Par Liviaaugustae
Comme le disait jean Gabin à Michelle Morgan dans « Quai des brumes » :
« T'as d'beau yeux, tu sais ! »
L'œil ce grand travailleur
(image internet)
On n'a pas idée combien nos yeux travaillent !
Dès qu ils s'ouvrent le matin, une dure et longue journée de labeur commencent pour eux :
On « baisse les yeux » lorsqu'on est contrit ou puni, puis on « lève les yeux au ciel » lorsqu'on est agacé, ce va et vient de bas en haut est pratiquement perpétuel.
Toujours curieux « on jette un œil » partout car on adore « se rincer l'œil ».
Quand un garçon (ou une fille) nous plaît, on lui « fait de l'œil » et on « le regarde aux fond des yeux ».
Quel courage il faut pour supporter « un compas dans l'œil » imaginez nos pauvres yeux avec un compas planté dedans ? Brrr !
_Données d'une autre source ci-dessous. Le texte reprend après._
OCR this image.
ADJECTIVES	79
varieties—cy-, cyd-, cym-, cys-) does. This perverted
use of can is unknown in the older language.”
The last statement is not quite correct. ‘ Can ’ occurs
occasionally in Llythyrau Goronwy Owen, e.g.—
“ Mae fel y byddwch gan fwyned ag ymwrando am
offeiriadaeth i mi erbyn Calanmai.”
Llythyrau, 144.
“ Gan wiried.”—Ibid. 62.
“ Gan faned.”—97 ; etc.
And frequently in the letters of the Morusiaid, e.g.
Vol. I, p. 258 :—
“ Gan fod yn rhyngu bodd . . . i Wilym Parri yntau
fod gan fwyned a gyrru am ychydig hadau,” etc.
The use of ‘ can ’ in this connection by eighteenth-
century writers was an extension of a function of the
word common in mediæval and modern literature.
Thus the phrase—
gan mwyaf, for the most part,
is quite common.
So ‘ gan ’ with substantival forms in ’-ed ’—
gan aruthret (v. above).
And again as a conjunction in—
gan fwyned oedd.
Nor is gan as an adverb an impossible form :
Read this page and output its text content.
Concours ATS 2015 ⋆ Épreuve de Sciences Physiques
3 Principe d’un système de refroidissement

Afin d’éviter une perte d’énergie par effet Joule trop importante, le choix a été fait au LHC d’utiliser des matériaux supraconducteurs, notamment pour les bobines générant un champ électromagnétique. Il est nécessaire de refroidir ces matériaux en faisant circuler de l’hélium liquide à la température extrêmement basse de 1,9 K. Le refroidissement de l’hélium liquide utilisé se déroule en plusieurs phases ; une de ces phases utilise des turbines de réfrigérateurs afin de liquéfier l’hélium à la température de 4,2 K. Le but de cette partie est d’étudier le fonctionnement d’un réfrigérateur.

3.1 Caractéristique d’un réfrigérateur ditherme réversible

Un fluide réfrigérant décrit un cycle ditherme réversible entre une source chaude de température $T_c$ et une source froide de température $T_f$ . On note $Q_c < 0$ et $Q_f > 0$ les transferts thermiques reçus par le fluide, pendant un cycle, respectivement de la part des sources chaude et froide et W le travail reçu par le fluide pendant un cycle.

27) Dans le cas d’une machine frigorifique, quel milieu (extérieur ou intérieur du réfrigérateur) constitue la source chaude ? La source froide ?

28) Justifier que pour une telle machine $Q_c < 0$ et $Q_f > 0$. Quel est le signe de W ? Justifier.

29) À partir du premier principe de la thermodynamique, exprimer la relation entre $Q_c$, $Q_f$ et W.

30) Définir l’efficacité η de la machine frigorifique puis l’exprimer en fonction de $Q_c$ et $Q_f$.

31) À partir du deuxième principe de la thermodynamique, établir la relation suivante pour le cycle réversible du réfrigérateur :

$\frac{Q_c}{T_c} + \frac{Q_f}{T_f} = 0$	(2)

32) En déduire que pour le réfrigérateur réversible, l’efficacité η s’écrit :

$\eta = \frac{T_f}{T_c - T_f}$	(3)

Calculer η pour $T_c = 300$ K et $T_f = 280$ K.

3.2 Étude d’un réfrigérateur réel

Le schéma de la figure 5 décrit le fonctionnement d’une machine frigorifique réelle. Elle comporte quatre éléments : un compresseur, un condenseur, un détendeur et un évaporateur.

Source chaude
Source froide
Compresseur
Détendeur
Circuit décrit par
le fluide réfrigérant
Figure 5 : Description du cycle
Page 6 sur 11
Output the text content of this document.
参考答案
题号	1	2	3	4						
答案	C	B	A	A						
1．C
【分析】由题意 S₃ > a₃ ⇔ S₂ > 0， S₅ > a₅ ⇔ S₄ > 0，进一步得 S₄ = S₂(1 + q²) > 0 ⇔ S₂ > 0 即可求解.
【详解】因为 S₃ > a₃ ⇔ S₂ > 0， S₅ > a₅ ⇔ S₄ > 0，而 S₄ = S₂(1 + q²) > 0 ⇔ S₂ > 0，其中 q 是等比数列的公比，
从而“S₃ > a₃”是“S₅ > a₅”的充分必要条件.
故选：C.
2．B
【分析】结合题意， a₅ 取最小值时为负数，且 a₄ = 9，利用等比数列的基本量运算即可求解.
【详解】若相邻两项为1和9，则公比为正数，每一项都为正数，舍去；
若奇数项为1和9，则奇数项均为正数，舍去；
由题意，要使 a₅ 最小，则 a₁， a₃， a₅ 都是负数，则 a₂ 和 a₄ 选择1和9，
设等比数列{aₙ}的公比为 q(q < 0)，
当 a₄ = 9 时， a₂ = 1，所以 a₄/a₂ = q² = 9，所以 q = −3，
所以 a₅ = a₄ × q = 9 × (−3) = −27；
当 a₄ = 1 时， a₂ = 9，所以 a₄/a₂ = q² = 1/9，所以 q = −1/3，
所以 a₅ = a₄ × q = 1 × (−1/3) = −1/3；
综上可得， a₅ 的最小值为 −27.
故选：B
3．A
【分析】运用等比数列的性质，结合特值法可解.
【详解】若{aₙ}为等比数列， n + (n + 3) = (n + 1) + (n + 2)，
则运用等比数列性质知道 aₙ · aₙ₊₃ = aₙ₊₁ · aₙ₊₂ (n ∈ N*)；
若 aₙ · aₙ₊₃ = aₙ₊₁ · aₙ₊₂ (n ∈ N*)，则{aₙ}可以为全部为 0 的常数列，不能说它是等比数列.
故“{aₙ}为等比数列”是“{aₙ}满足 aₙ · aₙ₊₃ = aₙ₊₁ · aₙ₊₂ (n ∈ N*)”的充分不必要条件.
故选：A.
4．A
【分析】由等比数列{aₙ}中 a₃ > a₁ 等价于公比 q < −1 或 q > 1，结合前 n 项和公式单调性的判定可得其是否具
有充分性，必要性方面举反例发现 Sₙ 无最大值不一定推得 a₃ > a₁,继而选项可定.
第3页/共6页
Quand on nous raconte des salades, ils sont encore de service, car on répond invariablement « mon œil » !
On trouve un charme fou aux invitations à déjeuner ou à dîner car « manger à l'œil » donne encore plus d'attraits semble-t-il aux repas, mais nos yeux qu'en pensent-ils ? Ce n'est pas rien pour eux que de devoir ingérer toute cette nourriture !
Et quand on « garde un œil » sur toutes les choses auxquelles nous tenons, par peur de les semer, tout en « couvant du regard » ceux que nous aimons, nos pauvres yeux travaillent toujours !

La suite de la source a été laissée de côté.